Brabin L, Brabin B J, Liboon L
J Trop Med Hyg. 1984 Apr;87(2):91-7.
This study investigates decision making in an under-fives clinic by examining the referral of children for nutritional help on the basis of weight-for-age assessments ('Road to Health Card'). The weight-for-age status of each child is compared with his weight-for-height status. Children with a weight-for-height status of less than 89% and who were still failing to gain weight were considered 'at risk' and in need of referral. Of 28 such children, only four were referred. The growth curves of five wasted children who were not referred showed acute weight loss. It is suggested that community health nurses may experience problems in interpreting the trend of a child's growth curve, possibly because the information is inadequate or because they fail to interpret the given information correctly. Alternatively, community health nurses may have other reasons for nonreferral and these are also discussed. The study also considers whether incorporating a weight-for-height assessment into the clinic routine would increase the efficiency of nutritional intervention. However, there appears to be no obvious advantage if children's ages are known and the majority of children are not severely malnourished. The emphasis should be on training, not on new techniques.
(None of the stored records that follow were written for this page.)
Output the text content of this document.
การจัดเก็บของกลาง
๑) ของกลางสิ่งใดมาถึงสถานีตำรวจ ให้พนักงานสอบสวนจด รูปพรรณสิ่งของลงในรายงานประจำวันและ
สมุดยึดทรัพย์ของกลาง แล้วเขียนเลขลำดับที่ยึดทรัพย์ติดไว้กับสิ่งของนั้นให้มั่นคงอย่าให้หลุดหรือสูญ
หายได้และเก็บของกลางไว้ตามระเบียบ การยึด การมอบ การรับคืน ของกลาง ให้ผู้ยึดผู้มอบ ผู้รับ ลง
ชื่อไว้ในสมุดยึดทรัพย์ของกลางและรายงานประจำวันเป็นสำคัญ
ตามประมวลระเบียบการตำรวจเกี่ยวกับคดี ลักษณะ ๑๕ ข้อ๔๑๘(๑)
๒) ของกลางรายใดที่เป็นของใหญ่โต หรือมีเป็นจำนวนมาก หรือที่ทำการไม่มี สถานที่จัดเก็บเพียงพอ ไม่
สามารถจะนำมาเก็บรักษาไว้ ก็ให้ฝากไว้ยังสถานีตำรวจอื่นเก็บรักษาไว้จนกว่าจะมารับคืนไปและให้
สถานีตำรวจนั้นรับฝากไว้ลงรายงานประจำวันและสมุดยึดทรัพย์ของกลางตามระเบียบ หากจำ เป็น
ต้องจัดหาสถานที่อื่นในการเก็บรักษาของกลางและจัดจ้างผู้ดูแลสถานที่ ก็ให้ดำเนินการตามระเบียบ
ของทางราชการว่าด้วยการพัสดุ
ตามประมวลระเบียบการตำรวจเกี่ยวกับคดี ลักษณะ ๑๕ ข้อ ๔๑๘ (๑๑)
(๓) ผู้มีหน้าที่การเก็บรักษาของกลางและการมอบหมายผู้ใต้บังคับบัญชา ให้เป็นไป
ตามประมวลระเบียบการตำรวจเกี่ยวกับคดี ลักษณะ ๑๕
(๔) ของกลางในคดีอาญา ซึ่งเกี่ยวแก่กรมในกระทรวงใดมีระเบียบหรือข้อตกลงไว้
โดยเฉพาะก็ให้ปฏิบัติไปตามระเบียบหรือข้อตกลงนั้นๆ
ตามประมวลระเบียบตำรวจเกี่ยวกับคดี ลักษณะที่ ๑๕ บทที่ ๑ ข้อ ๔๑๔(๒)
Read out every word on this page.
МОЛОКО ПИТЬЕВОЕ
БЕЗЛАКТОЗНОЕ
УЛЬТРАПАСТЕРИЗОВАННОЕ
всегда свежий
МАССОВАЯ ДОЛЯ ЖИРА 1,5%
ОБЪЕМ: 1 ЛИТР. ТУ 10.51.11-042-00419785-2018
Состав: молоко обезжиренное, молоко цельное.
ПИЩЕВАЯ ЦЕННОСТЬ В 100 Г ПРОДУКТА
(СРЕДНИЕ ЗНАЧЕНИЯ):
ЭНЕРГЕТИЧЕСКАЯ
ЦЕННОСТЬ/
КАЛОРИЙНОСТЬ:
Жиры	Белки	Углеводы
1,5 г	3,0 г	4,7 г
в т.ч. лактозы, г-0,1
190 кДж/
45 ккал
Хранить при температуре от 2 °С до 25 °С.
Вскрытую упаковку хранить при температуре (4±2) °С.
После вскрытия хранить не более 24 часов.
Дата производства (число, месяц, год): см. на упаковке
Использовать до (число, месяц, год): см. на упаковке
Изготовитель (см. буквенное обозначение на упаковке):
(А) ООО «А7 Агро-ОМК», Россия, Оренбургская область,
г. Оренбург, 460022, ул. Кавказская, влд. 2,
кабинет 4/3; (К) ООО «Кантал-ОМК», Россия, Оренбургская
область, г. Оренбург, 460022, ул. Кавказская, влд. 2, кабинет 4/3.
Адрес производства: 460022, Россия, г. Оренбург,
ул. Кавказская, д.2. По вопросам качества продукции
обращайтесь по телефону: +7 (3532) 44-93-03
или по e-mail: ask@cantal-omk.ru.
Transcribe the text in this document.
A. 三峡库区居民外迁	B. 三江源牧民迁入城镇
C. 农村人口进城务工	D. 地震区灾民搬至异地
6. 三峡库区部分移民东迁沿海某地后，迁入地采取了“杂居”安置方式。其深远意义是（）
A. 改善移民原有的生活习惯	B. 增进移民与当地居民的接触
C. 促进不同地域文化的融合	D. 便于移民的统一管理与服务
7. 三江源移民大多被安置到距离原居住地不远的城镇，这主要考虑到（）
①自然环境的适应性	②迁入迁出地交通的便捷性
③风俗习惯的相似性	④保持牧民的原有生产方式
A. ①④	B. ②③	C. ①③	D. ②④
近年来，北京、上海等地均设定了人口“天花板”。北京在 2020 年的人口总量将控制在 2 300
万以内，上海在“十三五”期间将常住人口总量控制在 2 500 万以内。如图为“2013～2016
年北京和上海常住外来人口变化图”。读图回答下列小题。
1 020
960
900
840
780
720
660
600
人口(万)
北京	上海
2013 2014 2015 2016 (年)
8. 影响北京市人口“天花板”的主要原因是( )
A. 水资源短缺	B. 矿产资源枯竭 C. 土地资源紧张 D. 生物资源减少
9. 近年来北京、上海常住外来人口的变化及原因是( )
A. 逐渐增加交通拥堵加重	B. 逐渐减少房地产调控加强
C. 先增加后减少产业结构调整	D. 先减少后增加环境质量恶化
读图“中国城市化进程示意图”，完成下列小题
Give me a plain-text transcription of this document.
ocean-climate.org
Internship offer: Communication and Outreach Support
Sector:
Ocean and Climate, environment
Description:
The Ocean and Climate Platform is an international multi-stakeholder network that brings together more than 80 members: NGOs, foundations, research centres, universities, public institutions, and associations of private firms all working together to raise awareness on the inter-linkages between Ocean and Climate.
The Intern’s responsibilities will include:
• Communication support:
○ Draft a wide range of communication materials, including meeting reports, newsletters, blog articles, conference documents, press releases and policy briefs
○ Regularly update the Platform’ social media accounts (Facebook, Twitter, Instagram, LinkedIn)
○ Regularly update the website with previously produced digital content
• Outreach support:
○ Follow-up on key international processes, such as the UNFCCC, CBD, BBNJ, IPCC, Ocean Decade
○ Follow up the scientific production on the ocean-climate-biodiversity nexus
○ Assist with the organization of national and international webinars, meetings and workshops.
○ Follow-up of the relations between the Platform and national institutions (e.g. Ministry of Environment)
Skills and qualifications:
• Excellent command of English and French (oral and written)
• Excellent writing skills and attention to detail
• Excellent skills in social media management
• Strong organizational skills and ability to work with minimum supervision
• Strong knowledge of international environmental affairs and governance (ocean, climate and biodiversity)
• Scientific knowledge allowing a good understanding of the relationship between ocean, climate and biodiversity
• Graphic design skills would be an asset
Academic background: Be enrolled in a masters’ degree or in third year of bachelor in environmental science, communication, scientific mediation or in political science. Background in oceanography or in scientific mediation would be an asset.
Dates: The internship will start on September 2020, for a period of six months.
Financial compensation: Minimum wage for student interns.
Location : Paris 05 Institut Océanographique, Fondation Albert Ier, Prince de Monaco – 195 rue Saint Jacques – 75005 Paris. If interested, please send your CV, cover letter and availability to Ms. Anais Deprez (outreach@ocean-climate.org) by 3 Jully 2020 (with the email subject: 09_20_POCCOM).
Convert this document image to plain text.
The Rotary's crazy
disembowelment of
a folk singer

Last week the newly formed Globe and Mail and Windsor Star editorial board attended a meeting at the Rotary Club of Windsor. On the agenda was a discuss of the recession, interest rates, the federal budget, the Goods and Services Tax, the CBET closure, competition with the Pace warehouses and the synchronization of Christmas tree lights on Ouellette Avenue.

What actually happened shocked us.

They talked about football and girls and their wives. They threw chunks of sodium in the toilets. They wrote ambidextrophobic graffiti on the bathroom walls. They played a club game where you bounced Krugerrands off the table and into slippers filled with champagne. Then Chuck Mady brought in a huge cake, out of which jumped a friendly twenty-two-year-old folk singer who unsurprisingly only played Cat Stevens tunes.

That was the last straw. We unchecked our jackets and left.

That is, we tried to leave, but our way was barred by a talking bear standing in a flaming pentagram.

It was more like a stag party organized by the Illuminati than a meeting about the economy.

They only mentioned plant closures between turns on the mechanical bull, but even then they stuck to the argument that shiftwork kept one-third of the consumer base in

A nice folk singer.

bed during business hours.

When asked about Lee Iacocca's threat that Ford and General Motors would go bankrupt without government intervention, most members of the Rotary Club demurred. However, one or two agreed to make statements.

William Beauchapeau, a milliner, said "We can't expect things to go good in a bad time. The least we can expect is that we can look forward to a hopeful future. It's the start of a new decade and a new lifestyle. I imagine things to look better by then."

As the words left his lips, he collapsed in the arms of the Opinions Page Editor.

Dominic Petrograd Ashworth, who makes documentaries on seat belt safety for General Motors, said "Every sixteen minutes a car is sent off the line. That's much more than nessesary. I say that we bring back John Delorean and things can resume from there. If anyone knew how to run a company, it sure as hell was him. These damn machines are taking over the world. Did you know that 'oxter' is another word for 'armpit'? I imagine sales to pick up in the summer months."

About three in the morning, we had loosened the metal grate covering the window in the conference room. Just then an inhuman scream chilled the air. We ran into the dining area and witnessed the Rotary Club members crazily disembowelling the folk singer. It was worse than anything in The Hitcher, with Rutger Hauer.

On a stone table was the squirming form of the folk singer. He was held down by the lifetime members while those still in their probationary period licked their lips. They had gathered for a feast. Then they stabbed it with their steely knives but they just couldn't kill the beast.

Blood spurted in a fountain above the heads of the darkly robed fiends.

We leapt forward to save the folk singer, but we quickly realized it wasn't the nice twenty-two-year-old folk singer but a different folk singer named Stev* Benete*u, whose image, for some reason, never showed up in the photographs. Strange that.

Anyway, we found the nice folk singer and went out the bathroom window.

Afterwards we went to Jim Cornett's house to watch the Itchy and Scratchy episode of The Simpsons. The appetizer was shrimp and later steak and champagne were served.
本研究通过检查基于年龄别体重评估(“健康之路卡”)为儿童提供营养帮助的转诊情况,来调查一家五岁以下儿童诊所的决策过程。将每个儿童的年龄别体重状况与其身高别体重状况进行比较。身高别体重状况低于89%且仍未增重的儿童被视为“有风险”,需要转诊。在28名此类儿童中,只有4名被转诊。5名未被转诊的消瘦儿童的生长曲线显示体重急剧下降。研究表明,社区健康护士在解读儿童生长曲线趋势时可能会遇到问题,这可能是因为信息不足,或者是因为他们未能正确解读所提供的信息。或者,社区健康护士不转诊可能还有其他原因,本文也对此进行了讨论。该研究还考虑将身高别体重评估纳入诊所常规流程是否会提高营养干预的效率。然而,如果已知儿童年龄且大多数儿童没有严重营养不良,似乎没有明显优势。重点应该是培训,而不是新技术。